Para mim, a mímica está associada à poesia da alma, através dela, reinvento meu caminho e descubro, a cada momento, a razão de minha existência.A Mímica é uma arte que flui da alegria e de um desejo imenso de ajudar a construir um mundo melhor. É preciso acreditar na utopia e a mímica é a arte que reinventa e reorganiza o mundo.
O Império do Silêncio!
Mímica é um delicioso jeito de contar histórias utilizando elementos que preenchem a cena com harmonia e irreverência. Antonin Artaud, Bob Wilson, Gerald Thomas, Antunes Filho e outros grandes encenadores modernos, por não subestimarem a mímica como parte de suas linguagens, tornaram-se arautos do teatro moderno, respeitados e imitados por muitos fãs no mundo inteiro.

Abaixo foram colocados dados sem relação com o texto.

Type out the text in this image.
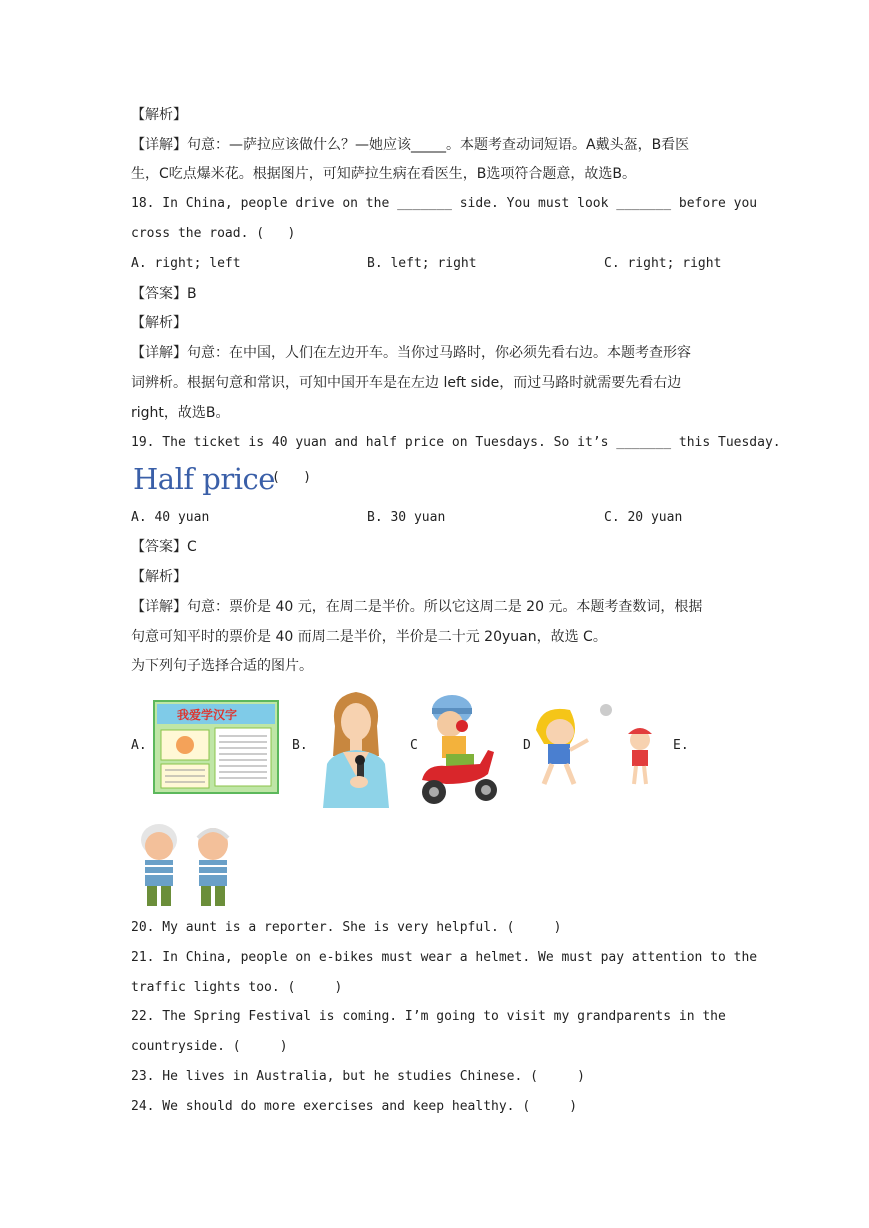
【解析】
【详解】句意：—萨拉应该做什么？—她应该_____。本题考查动词短语。A戴头盔，B看医
生，C吃点爆米花。根据图片，可知萨拉生病在看医生，B选项符合题意，故选B。
18. In China, people drive on the _______ side. You must look _______ before you
cross the road. (   )
A. right; left	B. left; right	C. right; right
【答案】B
【解析】
【详解】句意：在中国，人们在左边开车。当你过马路时，你必须先看右边。本题考查形容
词辨析。根据句意和常识，可知中国开车是在左边 left side，而过马路时就需要先看右边
right，故选B。
19. The ticket is 40 yuan and half price on Tuesdays. So it’s _______ this Tuesday.
Half price
(   )
A. 40 yuan	B. 30 yuan	C. 20 yuan
【答案】C
【解析】
【详解】句意：票价是 40 元，在周二是半价。所以它这周二是 20 元。本题考查数词，根据
句意可知平时的票价是 40 而周二是半价，半价是二十元 20yuan，故选 C。
为下列句子选择合适的图片。
A.
我爱学汉字
B.	C	D	E.
20. My aunt is a reporter. She is very helpful. (     )
21. In China, people on e-bikes must wear a helmet. We must pay attention to the
traffic lights too. (     )
22. The Spring Festival is coming. I’m going to visit my grandparents in the
countryside. (     )
23. He lives in Australia, but he studies Chinese. (     )
24. We should do more exercises and keep healthy. (     )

O segredo desses mestres, foi a revolução que buscaram fazer no corpo do ator, respeitando principalmente sua gestualidade. Quando o gesto do ator é cuidadoso, seu trabalho ganha força nos palcos.

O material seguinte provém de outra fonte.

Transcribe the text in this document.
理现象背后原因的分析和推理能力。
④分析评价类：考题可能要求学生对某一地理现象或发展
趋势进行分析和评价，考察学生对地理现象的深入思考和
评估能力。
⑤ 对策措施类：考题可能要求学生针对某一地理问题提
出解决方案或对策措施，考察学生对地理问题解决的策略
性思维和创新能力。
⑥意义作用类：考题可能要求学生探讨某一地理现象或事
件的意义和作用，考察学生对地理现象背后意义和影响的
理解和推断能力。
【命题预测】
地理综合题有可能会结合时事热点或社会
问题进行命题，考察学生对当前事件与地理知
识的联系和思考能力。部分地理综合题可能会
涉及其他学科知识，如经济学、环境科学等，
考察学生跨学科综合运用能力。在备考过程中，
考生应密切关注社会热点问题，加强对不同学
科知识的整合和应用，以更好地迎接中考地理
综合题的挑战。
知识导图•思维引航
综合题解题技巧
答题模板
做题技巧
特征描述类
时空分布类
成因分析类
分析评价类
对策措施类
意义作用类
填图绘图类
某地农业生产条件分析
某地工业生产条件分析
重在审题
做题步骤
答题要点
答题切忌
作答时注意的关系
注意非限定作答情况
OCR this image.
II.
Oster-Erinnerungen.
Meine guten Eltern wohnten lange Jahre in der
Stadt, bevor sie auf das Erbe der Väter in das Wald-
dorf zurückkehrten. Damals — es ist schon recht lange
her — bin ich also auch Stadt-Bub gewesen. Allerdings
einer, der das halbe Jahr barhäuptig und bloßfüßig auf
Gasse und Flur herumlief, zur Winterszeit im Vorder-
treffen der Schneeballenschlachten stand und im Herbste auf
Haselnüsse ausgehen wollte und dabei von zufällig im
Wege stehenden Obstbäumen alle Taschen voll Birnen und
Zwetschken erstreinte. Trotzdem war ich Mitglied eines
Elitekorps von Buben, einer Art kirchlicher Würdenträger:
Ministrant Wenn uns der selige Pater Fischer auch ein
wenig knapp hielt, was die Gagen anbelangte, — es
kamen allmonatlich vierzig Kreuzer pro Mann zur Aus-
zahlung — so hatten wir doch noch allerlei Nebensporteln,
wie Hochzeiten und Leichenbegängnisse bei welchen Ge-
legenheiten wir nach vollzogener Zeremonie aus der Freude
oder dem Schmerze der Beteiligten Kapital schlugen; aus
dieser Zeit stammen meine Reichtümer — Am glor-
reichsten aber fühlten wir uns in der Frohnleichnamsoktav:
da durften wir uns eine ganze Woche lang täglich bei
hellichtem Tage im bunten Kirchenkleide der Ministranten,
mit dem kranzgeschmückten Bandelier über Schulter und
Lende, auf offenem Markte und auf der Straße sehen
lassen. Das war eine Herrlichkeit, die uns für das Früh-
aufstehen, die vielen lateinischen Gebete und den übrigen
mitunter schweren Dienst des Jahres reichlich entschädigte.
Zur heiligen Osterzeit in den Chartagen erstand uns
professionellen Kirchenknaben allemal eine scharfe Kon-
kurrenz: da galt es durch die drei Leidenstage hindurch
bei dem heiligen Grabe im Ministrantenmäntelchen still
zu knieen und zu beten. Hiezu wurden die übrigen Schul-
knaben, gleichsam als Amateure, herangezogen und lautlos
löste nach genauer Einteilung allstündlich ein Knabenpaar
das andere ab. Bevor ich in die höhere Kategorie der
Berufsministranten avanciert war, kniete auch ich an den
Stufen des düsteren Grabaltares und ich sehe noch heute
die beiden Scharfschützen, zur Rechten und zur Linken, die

Na década de 90 sente-se no ar que algo está para acontecer na arte do gesto. A maioria dos mímicos que vieram no rastro de Marcel Marceau sentem a necessidade de se reciclarem e estão descobrindo a complexidade desta arte que, paradoxalmente, é amiga íntima da simplicidade!
O panorama confuso que paira sobre nós é notório como em todas as profissões, a revolução da "era da informática" desmistificou a imagem do mestre como o provedor de todo conhecimento. Está claro que só é mestre quem sabe que não sabe o suficiente e precisa aprender mais. O maior exemplo disso é o incansável Etiénne Decroux, que viveu 92 anos pesquisando a mímica e deixou o embrião de uma arte que ainda tem muito que amadurecer.

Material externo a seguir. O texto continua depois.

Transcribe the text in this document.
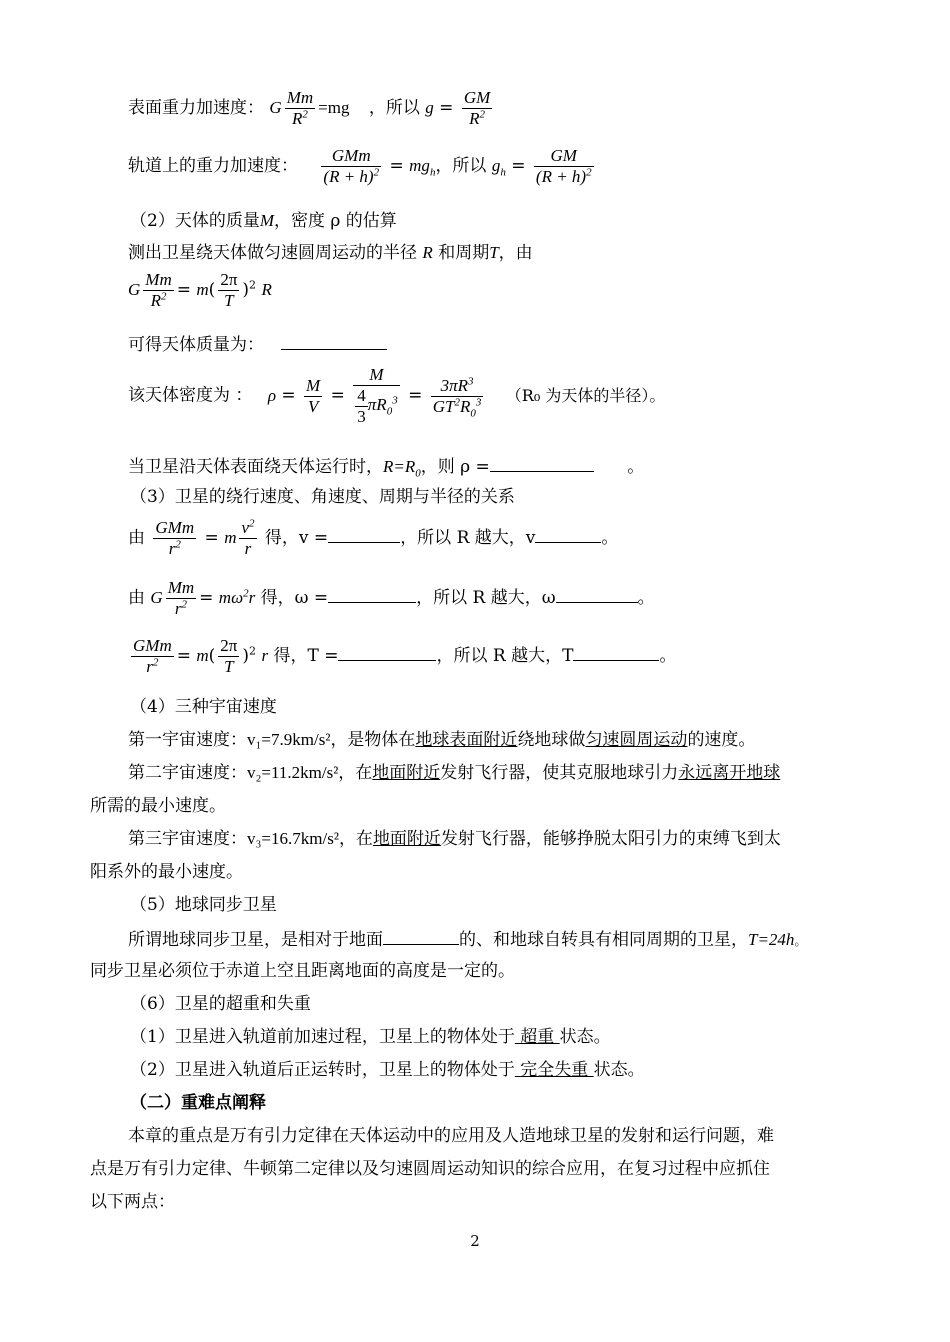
表面重力加速度： G $\frac{Mm}{R^2} =mg$ ，所以 $g = \frac{GM}{R^2}$
轨道上的重力加速度： $\frac{\text{GMm}}{(R + h)^2} = mg_h$，所以 $g_h = \frac{GM}{(R + h)^2}$
（2）天体的质量M，密度 ρ 的估算
测出卫星绕天体做匀速圆周运动的半径 R 和周期T，由
G $\frac{Mm}{R^2} = m( \frac{2\pi}{T} )^2$ R
可得天体质量为：
该天体密度为 ： $\rho = \frac{M}{V} = \frac{M}{\frac{4}{3} \pi R_0^3} = \frac{3\pi R^3}{GT^2R_0^3} (R_0$ 为天体的半径）。
当卫星沿天体表面绕天体运行时，$R=R_0$，则 ρ =	。
（3）卫星的绕行速度、角速度、周期与半径的关系
由 $\frac{\text{GMm}}{r^2} = m \frac{v^2}{r}$ 得，v =	，所以 R 越大，v	。
由 G $\frac{Mm}{r^2} = m\omega^2r$ 得，ω =	，所以 R 越大，ω	。
$\frac{\text{GMm}}{r^2} = m( \frac{2\pi}{T} )^2$ r 得，T =	，所以 R 越大，T	。
（4）三种宇宙速度
第一宇宙速度：v₁=7.9km/s²，是物体在地球表面附近绕地球做匀速圆周运动的速度。
第二宇宙速度：v₂=11.2km/s²，在地面附近发射飞行器，使其克服地球引力永远离开地球
所需的最小速度。
第三宇宙速度：v₃=16.7km/s²，在地面附近发射飞行器，能够挣脱太阳引力的束缚飞到太
阳系外的最小速度。
（5）地球同步卫星
所谓地球同步卫星，是相对于地面	的、和地球自转具有相同周期的卫星，T=24h。
同步卫星必须位于赤道上空且距离地面的高度是一定的。
（6）卫星的超重和失重
（1）卫星进入轨道前加速过程，卫星上的物体处于 超重 状态。
（2）卫星进入轨道后正运转时，卫星上的物体处于 完全失重 状态。
（二）重难点阐释
本章的重点是万有引力定律在天体运动中的应用及人造地球卫星的发射和运行问题，难
点是万有引力定律、牛顿第二定律以及匀速圆周运动知识的综合应用，在复习过程中应抓住
以下两点：
2
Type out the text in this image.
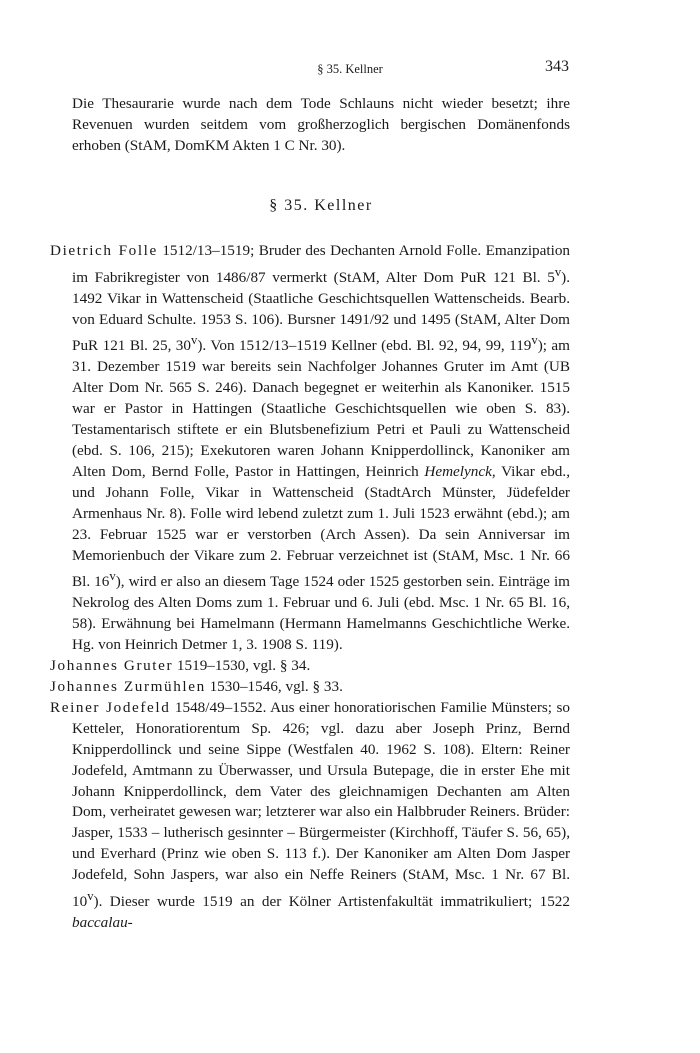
§ 35. Kellner	343

Die Thesaurarie wurde nach dem Tode Schlauns nicht wieder besetzt; ihre Revenuen wurden seitdem vom großherzoglich bergischen Domänenfonds erhoben (StAM, DomKM Akten 1 C Nr. 30).

§ 35. Kellner

Dietrich Folle 1512/13–1519; Bruder des Dechanten Arnold Folle. Emanzipation im Fabrikregister von 1486/87 vermerkt (StAM, Alter Dom PuR 121 Bl. 5$^v$). 1492 Vikar in Wattenscheid (Staatliche Geschichtsquellen Wattenscheids. Bearb. von Eduard Schulte. 1953 S. 106). Bursner 1491/92 und 1495 (StAM, Alter Dom PuR 121 Bl. 25, 30$^v$). Von 1512/13–1519 Kellner (ebd. Bl. 92, 94, 99, 119$^v$); am 31. Dezember 1519 war bereits sein Nachfolger Johannes Gruter im Amt (UB Alter Dom Nr. 565 S. 246). Danach begegnet er weiterhin als Kanoniker. 1515 war er Pastor in Hattingen (Staatliche Geschichtsquellen wie oben S. 83). Testamentarisch stiftete er ein Blutsbenefizium Petri et Pauli zu Wattenscheid (ebd. S. 106, 215); Exekutoren waren Johann Knipperdollinck, Kanoniker am Alten Dom, Bernd Folle, Pastor in Hattingen, Heinrich Hemelynck, Vikar ebd., und Johann Folle, Vikar in Wattenscheid (StadtArch Münster, Jüdefelder Armenhaus Nr. 8). Folle wird lebend zuletzt zum 1. Juli 1523 erwähnt (ebd.); am 23. Februar 1525 war er verstorben (Arch Assen). Da sein Anniversar im Memorienbuch der Vikare zum 2. Februar verzeichnet ist (StAM, Msc. 1 Nr. 66 Bl. 16$^v$), wird er also an diesem Tage 1524 oder 1525 gestorben sein. Einträge im Nekrolog des Alten Doms zum 1. Februar und 6. Juli (ebd. Msc. 1 Nr. 65 Bl. 16, 58). Erwähnung bei Hamelmann (Hermann Hamelmanns Geschichtliche Werke. Hg. von Heinrich Detmer 1, 3. 1908 S. 119).

Johannes Gruter 1519–1530, vgl. § 34.

Johannes Zurmühlen 1530–1546, vgl. § 33.

Reiner Jodefeld 1548/49–1552. Aus einer honoratiorischen Familie Münsters; so Ketteler, Honoratiorentum Sp. 426; vgl. dazu aber Joseph Prinz, Bernd Knipperdollinck und seine Sippe (Westfalen 40. 1962 S. 108). Eltern: Reiner Jodefeld, Amtmann zu Überwasser, und Ursula Butepage, die in erster Ehe mit Johann Knipperdollinck, dem Vater des gleichnamigen Dechanten am Alten Dom, verheiratet gewesen war; letzterer war also ein Halbbruder Reiners. Brüder: Jasper, 1533 – lutherisch gesinnter – Bürgermeister (Kirchhoff, Täufer S. 56, 65), und Everhard (Prinz wie oben S. 113 f.). Der Kanoniker am Alten Dom Jasper Jodefeld, Sohn Jaspers, war also ein Neffe Reiners (StAM, Msc. 1 Nr. 67 Bl. 10$^v$). Dieser wurde 1519 an der Kölner Artistenfakultät immatrikuliert; 1522 baccalau-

Diante deste emaranhado de idéias e especulações que surgem na "nossa arte" do gesto só é possível concluir que: os atores gestuais, sejam eles mímicos, clowns, brincantes, essenciais, atores de máscaras e outros gêneros são, na verdade, a gênese de um novo tempo, de uma outra forma de teatro que não será mais o império do silêncio, tão pouco, o da palavra.
FILME MUDO – MÍMICA
Em certo dia o Zé Mane desce do morro chutando latas, cumprimentando vizinhos, jogando bola com a molecada, trocando alguns passes, em fim, um cara bem humorado, de bem com a vida, um pobre conformado com a realidade.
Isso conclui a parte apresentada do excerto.